Barnier urges more 'concrete acts' from Syria

6th March 2005, Comments 0 comments

PARIS, March 6 (AFP) - Syria's promise to pull its troops in Lebanon back to the border is important but has to be followed by "concrete acts" and must notably signify a full withdrawal, French Foreign Minister Michel Barnier said Sunday.

PARIS, March 6 (AFP) - Syria's promise to pull its troops in Lebanon back to the border is important but has to be followed by "concrete acts" and must notably signify a full withdrawal, French Foreign Minister Michel Barnier said Sunday.

"The speech by (Syrian) President Bashar al-Assad is an important speech, we have taken notice of it," Barnier told French radio station Europe 1.

But, he added, "we expect to see precise and concrete acts."

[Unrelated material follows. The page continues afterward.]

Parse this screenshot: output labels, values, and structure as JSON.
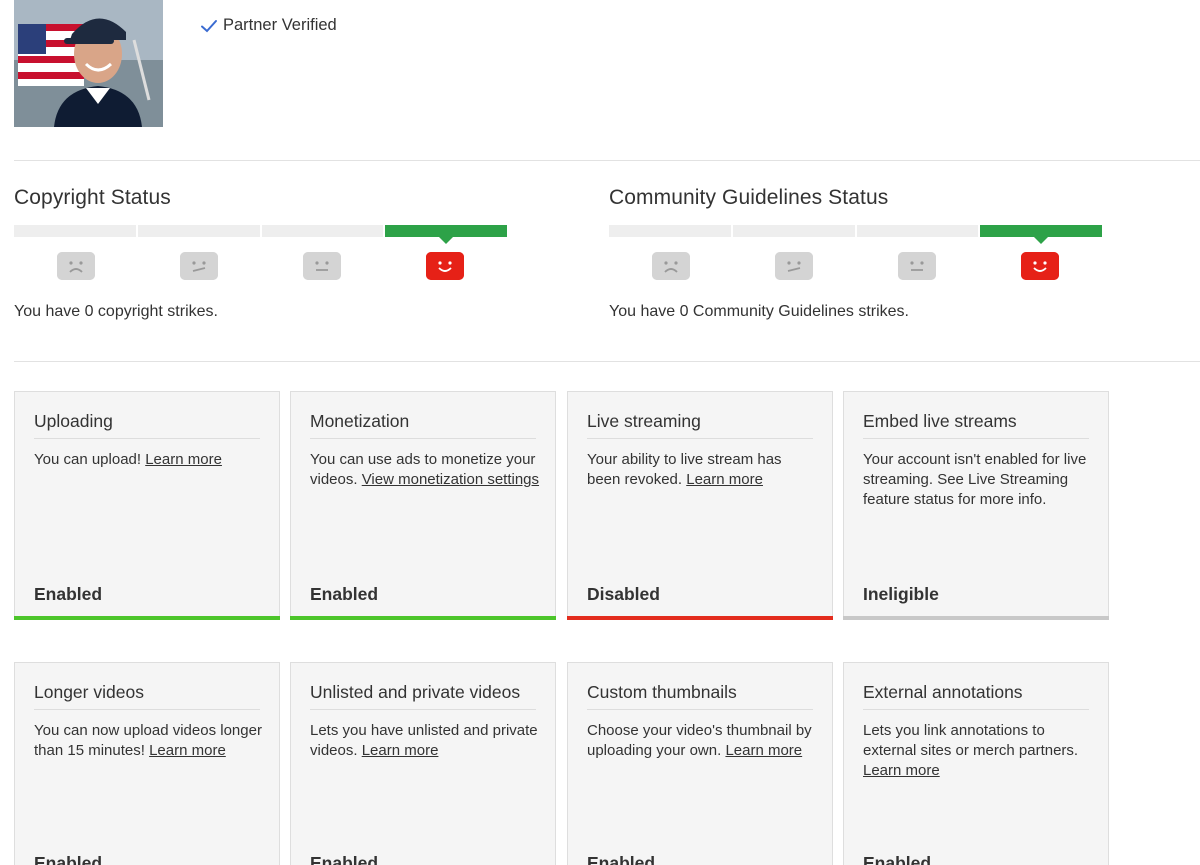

France, with the United States, has sponsored a UN resolution which calls for Syria to pull its 14,000 soldiers out of Lebanon and cease meddling in that country's political affairs.

After months of pressure, Assad on Saturday announced the troops would be redeployed to the Syrian-Lebanese border. His emigrants’ minister, Bussaina Shaaban, later told CNN that the soldiers would be withdrawn to "the Syrian side of the border."

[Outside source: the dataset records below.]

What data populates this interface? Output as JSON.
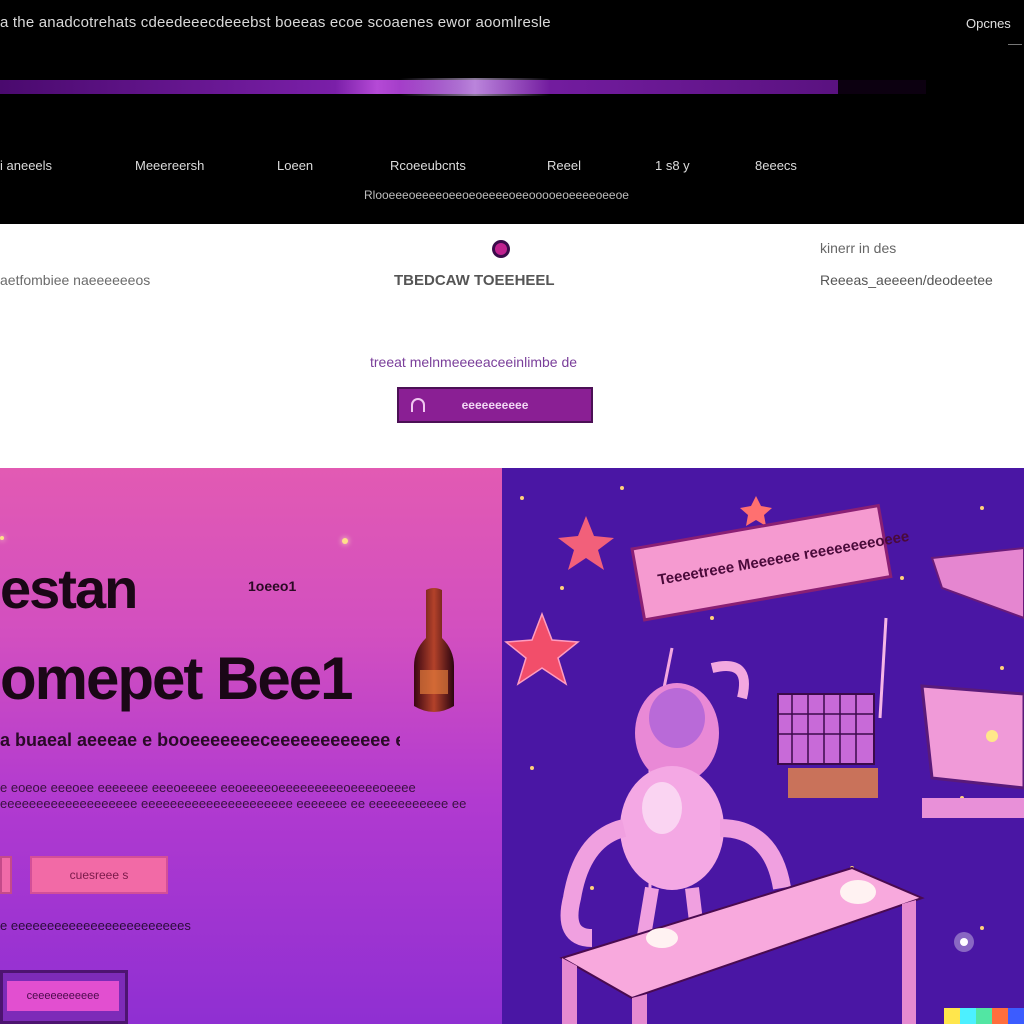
{
  "header": {
    "tagline": "a the anadcotrehats cdeedeeecdeeebst boeeas ecoe scoaenes ewor aoomlresle",
    "top_right": "Opcnes",
    "progress_fraction": 0.905
  },
  "nav": {
    "items": [
      "i aneeels",
      "Meeereersh",
      "Loeen",
      "Rcoeeubcnts",
      "Reeel",
      "1 s8 y",
      "8eeecs"
    ],
    "sub": "Rlooeeeoeeeeoeeoeoeeeeoeeooooeoeeeeoeeoe"
  },
  "info": {
    "left": "aetfombiee naeeeeeeos",
    "center": "TBEDCAW TOEEHEEL",
    "right1": "kinerr in des",
    "right2": "Reeeas_aeeeen/deodeetee",
    "promo": "treeat melnmeeeeaceeinlimbe de",
    "cta": "eeeeeeeeee"
  },
  "hero": {
    "title1": "estan",
    "badge": "1oeeo1",
    "title2": "omepet Bee1",
    "subtitle": "a buaeal aeeeae e booeeeeeeeceeeeeeeeeeee eeee eeeeeeeeeeeeeeeeee",
    "body": "e eoeoe eeeoee eeeeeee eeeoeeeee eeoeeeeoeeeeeeeeeoeeeeoeeee eeeeeeeeeeeeeeeeeee eeeeeeeeeeeeeeeeeeeee eeeeeee ee eeeeeeeeeee ee",
    "button": "cuesreee s",
    "link": "e eeeeeeeeeeeeeeeeeeeeeeees",
    "card_label": "ceeeeeeeeeee"
  },
  "illustration": {
    "banner_text": "Teeeetreee Meeeeee reeeeeeeeoeee"
  },
  "colors": {
    "accent": "#8a1f94",
    "hero_gradient_top": "#e25ab3",
    "hero_gradient_bottom": "#8f2fd2",
    "illustration_bg": "#4a16a4",
    "pink": "#f59ad0"
  },
  "watermark_colors": [
    "#ffe64c",
    "#4cf0ff",
    "#52e6a3",
    "#ff6e3c",
    "#3c5cff"
  ]
}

The lack of timetable and details of the planned move, and the absence of any mention of Syrian intelligence operatives in Lebanon, has left several countries - including the United States - sceptical that Assad will fully abide with the UN resolution.

Barnier, though, said: "A promise made in a solemn occasion has come from the mouth of the Syrian president to apply resolution 1559."

He said that "what is important is that the withdrawal of the Syrian troops, the Syrian intelligence services, be an effective and complete withdrawal."

It would be up to the United Nations to decide whether Assad had complied with the resolution, he said.

Adopted on September 2, 2004 by the UN Security Council, resolution 1559 "demands the immediate withdrawal from Lebanon of all foreign troops."

Syrian troops entered Lebanon to try to restore peace during that country's 15-year long civil war which ended in 1990 under the Taef agreement.

This provided for a phased redeployment of the Syrian forces but set no timetable, leaving it to agreement between Beirut and Damascus. In a series of redeployments since June 2001, Syrian troop numbers have fallen from 40,000 to 14,000.

Since the assassination of former Lebanese premier Rafiq Hariri last month which provoked an upsurge in anti-Syrian sentiment in Lebanon, the United States and France have stepped up their campaign to have the foreign troops leave.